The Familiar Yet Unrecognizable Road

As I read The Road (I’m not quite to the finish) what seems most powerful to me is the style that McCarthy uses in creating the post-apocalyptic.  The grayness of the text seems so vividly real, and depressive.  Descriptions of ash, of the layers of worn and distressed clothing and blankets, of the rare pleasure of finding food, the frustration when that food is contaminated, are rendered in such a way that though the language is overwhelming drab, and dark, and dreary, it is an image quite easy to realize in the mind, and immediately something profoundly tragic.  

I began to wonder, reading on the train the other day, sitting next to (quite appropriately) a father who appeared to be taking his young son home from school, why the novel felt so tragic.  I began to think about a scene from further along in the first half, of the father washing the boy in freezing cold water, as the boy is covered in blood and gore.  The father says, “This is my child… I wash a dead man’s brains out of his hair.  That is my job,” (63).  There is a recognizability to that scene that makes it familiar: it is an act of care, an action that seems to fit in what we might imagine to be appropriate to the parent-child relationship.  Yet it has been altered to just enough to make it jarring—the action is preceded by a murder, the circumstances of which, causes of, and reasoning behind, it is not truly known, and the action is carried out in a brutal natural landscape, far from an the idealized site for such an action, in the warmth, and safety, of the home.
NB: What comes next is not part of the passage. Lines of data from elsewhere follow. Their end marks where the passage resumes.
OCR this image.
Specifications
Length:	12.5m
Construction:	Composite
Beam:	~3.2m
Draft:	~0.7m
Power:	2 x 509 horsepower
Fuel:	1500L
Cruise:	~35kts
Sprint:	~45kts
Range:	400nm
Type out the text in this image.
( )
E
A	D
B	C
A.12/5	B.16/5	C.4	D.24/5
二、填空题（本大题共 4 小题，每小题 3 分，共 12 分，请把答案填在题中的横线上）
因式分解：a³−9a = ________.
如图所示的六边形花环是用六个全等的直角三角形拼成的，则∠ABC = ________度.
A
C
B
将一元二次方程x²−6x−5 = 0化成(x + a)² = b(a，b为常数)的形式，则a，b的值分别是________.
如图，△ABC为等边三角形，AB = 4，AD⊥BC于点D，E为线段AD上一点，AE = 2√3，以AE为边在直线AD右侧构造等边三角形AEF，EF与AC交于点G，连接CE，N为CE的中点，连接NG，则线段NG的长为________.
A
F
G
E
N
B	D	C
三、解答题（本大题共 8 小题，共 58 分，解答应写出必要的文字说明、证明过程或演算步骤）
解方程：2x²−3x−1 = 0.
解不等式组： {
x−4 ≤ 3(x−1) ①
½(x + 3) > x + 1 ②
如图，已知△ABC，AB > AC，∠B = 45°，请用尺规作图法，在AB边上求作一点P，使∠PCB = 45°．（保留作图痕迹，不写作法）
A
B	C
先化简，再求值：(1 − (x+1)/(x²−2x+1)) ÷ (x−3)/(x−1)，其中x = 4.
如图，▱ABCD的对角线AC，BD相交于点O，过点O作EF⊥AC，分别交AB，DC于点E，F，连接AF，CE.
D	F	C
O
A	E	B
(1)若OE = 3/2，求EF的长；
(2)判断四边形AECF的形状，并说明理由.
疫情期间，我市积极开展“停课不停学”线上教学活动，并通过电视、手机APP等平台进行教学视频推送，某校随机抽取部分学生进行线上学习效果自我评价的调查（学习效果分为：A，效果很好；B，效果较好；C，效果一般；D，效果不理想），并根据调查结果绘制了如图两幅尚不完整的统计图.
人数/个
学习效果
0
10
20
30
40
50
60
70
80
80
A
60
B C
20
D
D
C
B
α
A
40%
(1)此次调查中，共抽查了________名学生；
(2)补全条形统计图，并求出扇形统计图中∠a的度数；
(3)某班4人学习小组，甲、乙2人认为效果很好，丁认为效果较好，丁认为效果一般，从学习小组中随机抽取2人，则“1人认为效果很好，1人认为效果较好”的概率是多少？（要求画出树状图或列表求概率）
This is what makes this novel so interesting—the post-apocalyptic is unrecognizable, yet filled with elements of the familiar; or perhaps the opposite, that it is entirely recognizable, yet its constituent parts are of the other for our modern selves.  We discussed the language of the novel in the last class session, and there, the familiar/unrecognizable divide is also unclear.  Conventions of grammar have been abandoned, except where they havent.  Of course, the language is entirely readable English, yet we find apostrophes gone missing and speakers rarely identified.  The prose itself is stark: most of the sentences are quite short, few are complex sentences able to be broken into multiple clauses.  They are direct.  They give a singular meaning.  And they describe something succintly, and disturbingly.  A novel like this, so focused on only two characters, has gives these characters almost no interiority; and though the narrator appears omniscient, so much in this novel goes unknown, so much that the narrative voice must know, that is left unspoken.

A final, undeveloped, thought on this novel is that there must be a certain significance to the simple binary at work in the novel, that of good guys and bad guys.  Not much else in this post-apocalyptic landscape seems to matter—notions of good and evil, human purpose in itself, has largely receded.  But good guys remain, and the bad guys are still after them.  Not only this, but they can be marked, they can be known.  It would seem a relic from a pre-apocalyptic landscape to have this division, yet I suppose it is just one more of those disturbing on-the-fence moments of the familiar yet unrecognizable.